I’m not sure how long these musings should be. I’m also not sure whether to get too deep into politics. I try to maintain a certain kind of voice, and I feel like if I really dive into political issues, that requires a different voice.
That said, I’ve read some of what Zeynep Tufekci has written lately, and she’s really, really good. If this piece I’ve been trying to write about my Election Day exploits actually gets done, I’ll mimic a line of argument she made recently about using policy to speak to Republican voters instead of obsessing over one-on-one interactions.
Finally, now seems a good time to mention two of my more esoteric and least-time-consuming pursuits.
First, I fancy myself an amateur vexillologist. No, not a mere vexillophile, I! In other words, I think of myself as a student of flags, not a mere admirer.
Second, I maintain a Facebook page named Transnistria-Based Page. It is a dumping group for the occasional shared article about - you guessed it - Transnistria.
These are musings, and really, Transnistria deserves its own post, so briefly: Transnistria is a sliver of land on the east side of the Dniester River along the Ukrainian border of Moldova. (Trans = Beyond; Nistria = Dniester; get it?) It is a breakaway territory, having claimed its independence from Moldova many years ago. No country actually recognizes Transnistrian independence, but what do they care? They fly a flag anyway, and, well, see for yourself:
Before the dissolution of the Soviet Union, this was the flag of the Moldovan SSR. When Moldova became independent, they adopted their own flag, which is basically the Romanian flag plus an eagle.
Ahh, but the Transnistrians wanted nothing to do with that.
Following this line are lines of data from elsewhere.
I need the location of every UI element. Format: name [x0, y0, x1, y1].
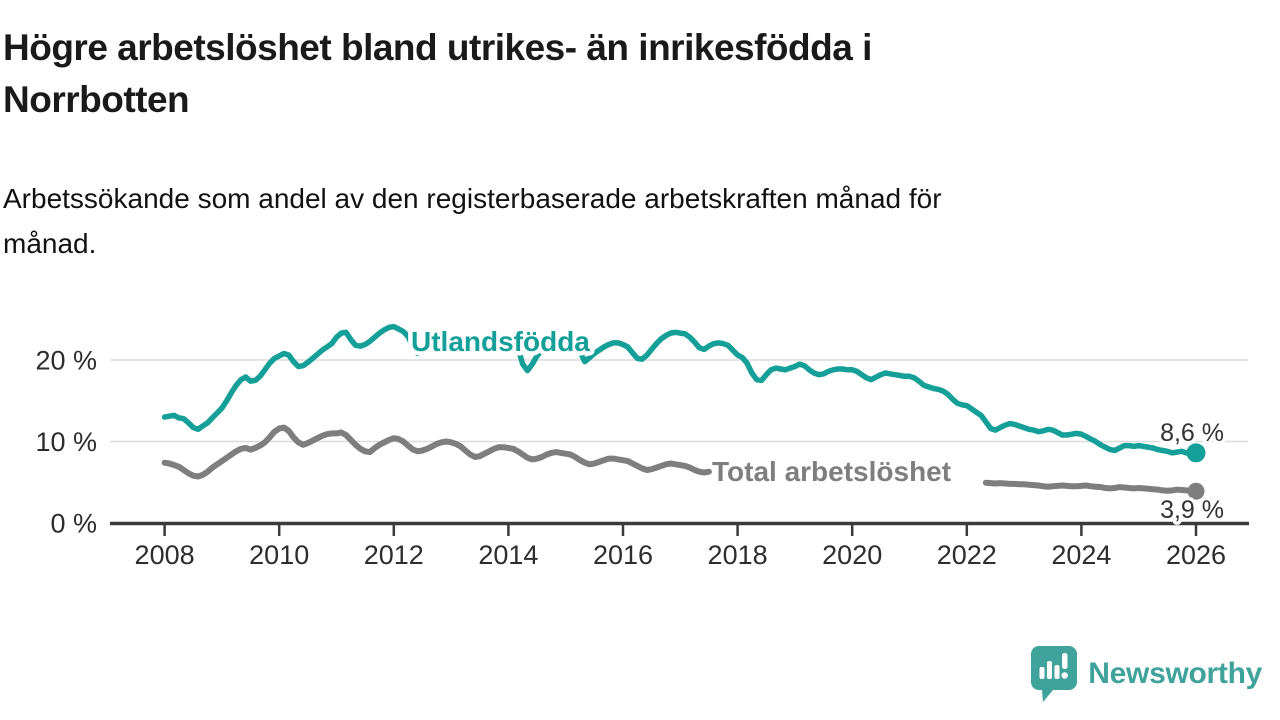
x-tick-label: 2014	[478, 540, 538, 570]
x-tick-label: 2018	[708, 540, 768, 570]
x-tick-label: 2024	[1051, 540, 1111, 570]
y-tick-label: 20 %	[35, 346, 97, 376]
series-line-utlandsfodda	[161, 323, 1199, 457]
series-line-total	[161, 424, 1199, 495]
series-end-value-label: 3,9 %	[1160, 496, 1224, 524]
logo-exclamation-bar	[1062, 653, 1068, 669]
series-end-dot	[1187, 482, 1205, 500]
x-tick-label: 2026	[1166, 540, 1226, 570]
logo-bar-small	[1039, 667, 1045, 679]
brand-name: Newsworthy	[1088, 657, 1262, 690]
x-tick-label: 2020	[822, 540, 882, 570]
newsworthy-logo-icon	[1031, 646, 1078, 702]
logo-bar-tall	[1047, 661, 1053, 679]
series-end-value-label: 8,6 %	[1160, 419, 1224, 447]
x-tick-label: 2010	[249, 540, 309, 570]
title-line-2: Norrbotten	[3, 79, 190, 120]
chart-subtitle: Arbetssökande som andel av den registerb…	[3, 176, 1193, 266]
x-tick-label: 2022	[937, 540, 997, 570]
newsworthy-brand: Newsworthy	[1029, 646, 1262, 702]
series-label-total: Total arbetslöshet	[712, 456, 951, 487]
y-tick-label: 0 %	[50, 509, 97, 539]
x-tick-label: 2012	[364, 540, 424, 570]
y-tick-label: 10 %	[35, 427, 97, 457]
x-tick-label: 2016	[593, 540, 653, 570]
logo-bar-medium	[1054, 665, 1060, 679]
x-tick-label: 2008	[135, 540, 195, 570]
subtitle-line-1: Arbetssökande som andel av den registerb…	[3, 183, 942, 214]
series-end-dot	[1186, 443, 1206, 463]
page-title: Högre arbetslöshet bland utrikes- än inr…	[3, 22, 1203, 126]
subtitle-line-2: månad.	[3, 228, 97, 259]
title-line-1: Högre arbetslöshet bland utrikes- än inr…	[3, 27, 872, 68]
logo-exclamation-dot	[1061, 672, 1069, 679]
logo-bubble	[1031, 646, 1078, 702]
series-label-utlandsfodda: Utlandsfödda	[411, 326, 590, 357]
They embraced the old SSR flag, hammer and sickle and all. It’s one of the most gloriously ridiculous flags used in the world today.
The most ridiculous of all, however, belongs to another breakaway territory, one which has been in the news lately: Nagorno-Karabakh. Here again we have a post-Soviet setup, where an ethnic Armenian enclave within Azerbaijan declared its independence, and nobody recognized it. Nobody except for… Transnistria.
Maybe the reason nobody was willing to recognize Nagorno-Karabakh was because this is the flag they adopted:
It’s essentially the flag of Armenia, as attacked by a pixelated less than sign.
Look: I have great sympathy for the long-standing plight of the Armenian people. I wrote papers about the Armenian genocide in college. I find so much about the Nagorno-Karabakh situation profoundly sad.
But COME ON!: Couldn’t you have just put on a hammer and sickle or something that looks like it’s not from a Commodore 64?
Anyway. I’ll share more about Transnistria in upcoming weeks. I hope one day I can visit there. It may be one of the most fascinating places on Earth.